勇作:それを…テロリストというんじゃないのか…?
(暗転)

【第5場:仲間】
(明転)
キャンディー:どう?何か思い出した?
勇作:まだ何も。
キャンディー:そっか…
勇作:ごめんね…恋人に忘れられるのって、きっとツライよね
キャンディー:ううん…私も、わかるから。記憶をなくして怖い気持ち
勇作:え?
キャンディー:以前のマカロンには話したんだけど…3年前から記憶がないの、私も。
勇作:キャンディーも?
キャンディー:うん。それで、その話を前にした時、マカロンがすごく心配してくれて「絶対俺が君の記憶を取り戻してみせる」って言ってくれたんだよ。すごく嬉しかったし…かっこよかったな
勇作:僕がそんなことを。
キャンディー:ふふ…私それでマカロンのこと好きになっちゃって…
勇作:そうなんだ…ごめんね。覚えてなくて
キャンディー:ううん!?だからね、絶対私はマカロンの味方だから…!心細いと思うけど…でも私を信じて、何でも話してね!どんなに些細なことでも良いから!
勇作:ありがとう、キャンディー
キャンディー:ううん。だって私は…あなたの恋人だもん!!
(暗転)

【第6場:灯】
〇警察署の中
 暗転の中、灯の声だけする。
灯:もう、1年も姉に会えてないんです…!…え、いえ…メールは定期的に来てます…けど…でも、以前は月に1回は会ってたのにもう1年も会えてないんですよ?!それに仕事だって問い合わせたら辞めてて!!………いえ!そんな人じゃないです!そんな無責任なことは絶対に…!……事件性がない?!いえ…、そんなこと…!どうか…、どうか姉のことを捜してください!!今までこんなことなかったんです!!お願いします!!もしかしたら、何かの事件に巻き込まれてるのかもしれない!!私、心配なんです、姉のことが…!!………そんな…
(明転)
〇警察署の玄関
 ふらふらと出て来る灯。
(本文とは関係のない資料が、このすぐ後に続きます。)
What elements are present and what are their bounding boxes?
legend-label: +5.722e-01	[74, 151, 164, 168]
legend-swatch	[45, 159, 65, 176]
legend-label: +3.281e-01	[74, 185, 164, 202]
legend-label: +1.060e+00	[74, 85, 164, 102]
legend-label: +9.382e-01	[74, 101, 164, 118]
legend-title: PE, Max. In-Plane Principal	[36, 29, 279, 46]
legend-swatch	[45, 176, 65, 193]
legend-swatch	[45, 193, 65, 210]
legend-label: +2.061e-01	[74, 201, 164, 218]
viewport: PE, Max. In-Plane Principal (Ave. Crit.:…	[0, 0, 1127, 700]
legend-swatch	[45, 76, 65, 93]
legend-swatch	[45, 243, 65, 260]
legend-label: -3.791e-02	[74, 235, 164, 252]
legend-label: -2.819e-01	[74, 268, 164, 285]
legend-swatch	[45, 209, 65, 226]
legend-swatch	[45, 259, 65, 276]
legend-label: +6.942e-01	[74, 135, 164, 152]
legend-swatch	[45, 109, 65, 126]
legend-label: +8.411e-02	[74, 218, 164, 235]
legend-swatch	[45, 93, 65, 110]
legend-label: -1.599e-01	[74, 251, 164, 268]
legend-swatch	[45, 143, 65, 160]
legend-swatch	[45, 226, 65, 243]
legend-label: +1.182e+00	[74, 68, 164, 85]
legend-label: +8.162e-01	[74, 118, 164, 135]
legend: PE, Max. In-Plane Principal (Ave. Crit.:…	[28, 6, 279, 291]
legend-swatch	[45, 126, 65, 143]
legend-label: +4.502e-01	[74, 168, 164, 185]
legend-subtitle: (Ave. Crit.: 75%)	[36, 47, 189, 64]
諭され、事件として扱ってもらえず追い返された。
灯:どうすれば…どうすれば良いの…?(泣きながら蹲る)
勇作:どうかされました?
灯:あ…ごめんなさい(涙を拭い立ち上がる)こんな所を塞いでたら…ご迷惑ですよね
勇作:いえ、それは全然構わないんですけど、どうかしましたか?具合でも悪いんですか?